As part of a big haul of heirloom (my great grandfather) tools I got a hand grinder. It will hold a 6 inch wheel, clamps to a surface, and gets powered by tacos and coffee. Gorgeous!
It was pretty dirty when I started in on it. A little brushing with a brass brush got rust and dirt all over my newly cleaned work top. So much for a pristine work surface.
I didn’t really bother with any rust conversions. It wasn’t very rusty, just mostly dirty, and I was worried about getting wet stuff into a nook and not being able to get it back out again.
A flat piece of wood with a nice cleat attached served as a good base to clamp to. I started with a single layer of oak, but later doubled up because it warped too much under heavy grinding.
Time to accessorize! I picked up a grinding set from lee valley. The veritas set came with a soft 150 grit cool grinding wheel, Adjustable tool rest, blade holding jig, and angle setting guide. I have to say it was pricey but feels really well put together. Link to the product.
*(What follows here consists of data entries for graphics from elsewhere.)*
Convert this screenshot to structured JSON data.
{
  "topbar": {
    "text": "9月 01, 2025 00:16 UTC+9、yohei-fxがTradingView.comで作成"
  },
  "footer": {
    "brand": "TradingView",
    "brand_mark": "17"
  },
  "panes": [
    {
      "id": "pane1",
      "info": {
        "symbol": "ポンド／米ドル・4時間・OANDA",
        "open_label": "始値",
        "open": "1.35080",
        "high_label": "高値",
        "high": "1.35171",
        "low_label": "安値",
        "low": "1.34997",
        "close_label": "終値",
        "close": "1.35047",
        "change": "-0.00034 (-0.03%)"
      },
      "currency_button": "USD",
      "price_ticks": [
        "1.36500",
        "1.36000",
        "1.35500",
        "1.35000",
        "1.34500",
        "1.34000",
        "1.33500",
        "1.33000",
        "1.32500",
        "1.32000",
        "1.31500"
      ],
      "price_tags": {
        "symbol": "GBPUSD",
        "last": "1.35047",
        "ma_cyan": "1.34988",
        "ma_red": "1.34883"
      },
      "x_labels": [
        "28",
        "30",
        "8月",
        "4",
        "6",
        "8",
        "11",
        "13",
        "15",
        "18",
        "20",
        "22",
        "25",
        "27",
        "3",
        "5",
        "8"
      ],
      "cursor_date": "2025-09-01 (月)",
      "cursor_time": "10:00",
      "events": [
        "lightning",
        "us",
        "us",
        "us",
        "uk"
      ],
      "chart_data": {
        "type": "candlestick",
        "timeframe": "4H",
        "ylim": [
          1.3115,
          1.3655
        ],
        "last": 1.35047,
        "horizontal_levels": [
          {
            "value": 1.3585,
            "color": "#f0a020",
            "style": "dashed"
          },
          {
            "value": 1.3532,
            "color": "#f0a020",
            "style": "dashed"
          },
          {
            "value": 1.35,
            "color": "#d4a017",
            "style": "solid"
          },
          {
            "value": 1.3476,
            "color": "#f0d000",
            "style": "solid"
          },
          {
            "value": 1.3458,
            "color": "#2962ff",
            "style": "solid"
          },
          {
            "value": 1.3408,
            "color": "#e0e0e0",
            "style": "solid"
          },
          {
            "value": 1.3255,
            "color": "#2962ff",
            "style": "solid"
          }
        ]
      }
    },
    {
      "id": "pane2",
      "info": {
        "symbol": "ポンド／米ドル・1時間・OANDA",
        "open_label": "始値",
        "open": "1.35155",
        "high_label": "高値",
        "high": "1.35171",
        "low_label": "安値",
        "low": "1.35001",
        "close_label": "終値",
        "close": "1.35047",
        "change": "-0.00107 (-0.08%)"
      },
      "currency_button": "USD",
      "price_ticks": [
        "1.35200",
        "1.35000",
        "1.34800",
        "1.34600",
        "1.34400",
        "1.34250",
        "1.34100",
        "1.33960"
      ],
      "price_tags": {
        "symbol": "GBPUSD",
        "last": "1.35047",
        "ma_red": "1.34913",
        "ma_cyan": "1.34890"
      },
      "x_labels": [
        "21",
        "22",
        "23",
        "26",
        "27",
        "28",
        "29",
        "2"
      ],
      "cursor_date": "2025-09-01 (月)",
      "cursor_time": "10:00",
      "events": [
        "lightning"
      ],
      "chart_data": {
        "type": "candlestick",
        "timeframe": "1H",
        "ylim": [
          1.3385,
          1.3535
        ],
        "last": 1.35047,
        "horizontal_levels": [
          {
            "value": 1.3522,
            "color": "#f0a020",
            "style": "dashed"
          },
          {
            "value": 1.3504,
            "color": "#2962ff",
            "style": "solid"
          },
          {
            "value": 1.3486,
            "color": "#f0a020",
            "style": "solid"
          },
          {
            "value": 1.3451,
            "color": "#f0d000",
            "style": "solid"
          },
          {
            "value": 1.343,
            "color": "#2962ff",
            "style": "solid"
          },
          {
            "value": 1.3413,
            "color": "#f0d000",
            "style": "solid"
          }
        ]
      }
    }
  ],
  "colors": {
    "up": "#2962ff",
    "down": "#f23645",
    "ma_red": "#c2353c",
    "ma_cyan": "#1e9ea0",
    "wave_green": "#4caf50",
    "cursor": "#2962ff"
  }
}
I had to cut off the loop that would hold the original tool rest. It was a simple right angle bit of metal with a screw to hold it in place. With this upgrade I don’t think it will be missed. To test it I pulled out an old Ohio Tools chisel. It was part of a small lot purchase from ebay. I really wanted the mortise chisel but wasn’t sure what to do with this guy.
Still, no reason to get rid of it. Ohio Tools made good stuff, and it was a socket chisel. Instead of making another bench chisel I could use a skew chisel. I don’t own any, and this guy requires a lot of grinding no matter what. Lets get it clamped up and going. The blade holder jig has pins that help hold the blade either square or at a 30 degree angle. Handy for grinding a skew!
I was able to keep a finger on the back of the blade and control pressure while feeling for heat. The slow speed and a close finger meant that heat damage was not an issue. The whole process took a while. 150 grit leaves a great surface that will only need a bit of work at the stone, but moves slowly when trying to make a radical change. I might use my power grinder to rough in something like this next time.
A somewhat shiny new skew chisel for me all by hand, what a great feeling. It is so satisfying to take old misfit tools and give them a good home. Well, more of a work home. No rest for the wicked!
As I mentioned earlier the single board was not stiff enough under heavy grinding. The gearing ratio means it takes a good bit of force on the handle to keep the wheel spinning quickly. I glued up another layer and put everything back on. A quick test showed that this was what the doctor ordered. Very stiff and very ready for its next job. The whole thing sits on a shelf and gets clamped into my front vice when needed.